Reporter Stephanie Rice at The Columbian tells the story of a former police officer who spent nearly 20 years in prison for allegedly raping his own children, and the now the adult children have told a court it never happened and that they made the accusations as children after intense pressure by a former detective. Please click through and read the whole story if you wish.
But the Clark County prosecutor’s office is “not waving the white flag,” as reporter Rice writes, even though the former police officer received a commutation from Gary Locke in 2004. Amazingly, it sounds like prosecutors are actually considering appealing to the Supreme Court if the charges are wiped out.
This story is why we need good reporters, and more of them. The Columbian deserves credit on this story.
There is, of course, a public watchdog function that newspapers perform, as something seems to be seriously amiss at the office of Clark County Prosecutor Art Curtis. Readers may recall that Oregonian columnist Steve Duin had a column on July 2 about a Clark County man wrongly charge with luring of a child, despite having ironclad proof that he was elsewhere.
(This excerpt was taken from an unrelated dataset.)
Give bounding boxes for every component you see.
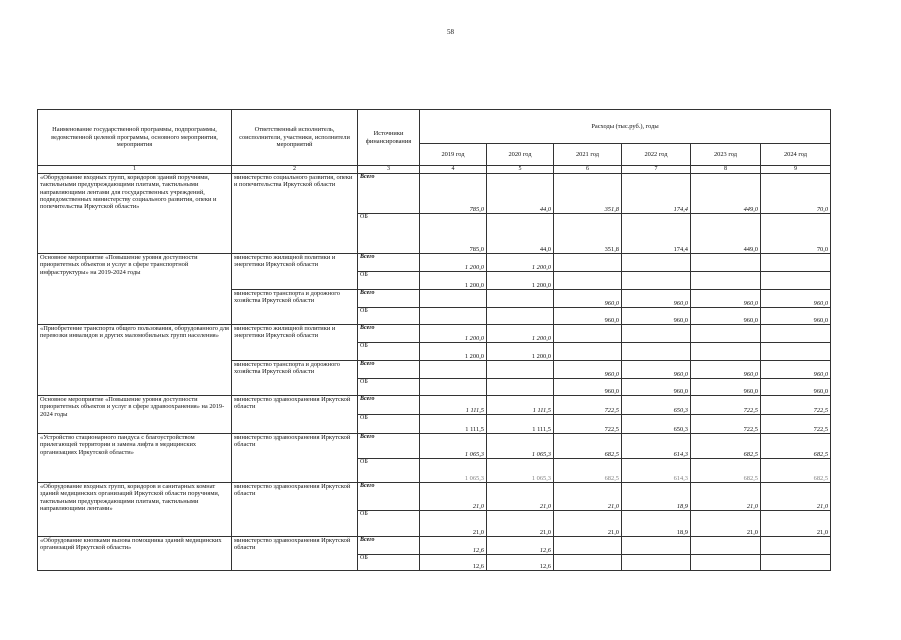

The public has a right to know why Art Curtis’s office is conducting itself in this fashion.
We all want the bad guys to be caught, and have put them away. But our Founding Fathers came up with some pretty amazingly sound rules to follow, like the right to face one’s accuser. While that’s admittedly problematic when it involves children, it places an extra burden on police and prosecutors to make sure they have the right guy. That’s not always easy, and the good cops and the good prosecutors deserve our eternal thanks, but when serious screw-ups occur there needs to be some accountability.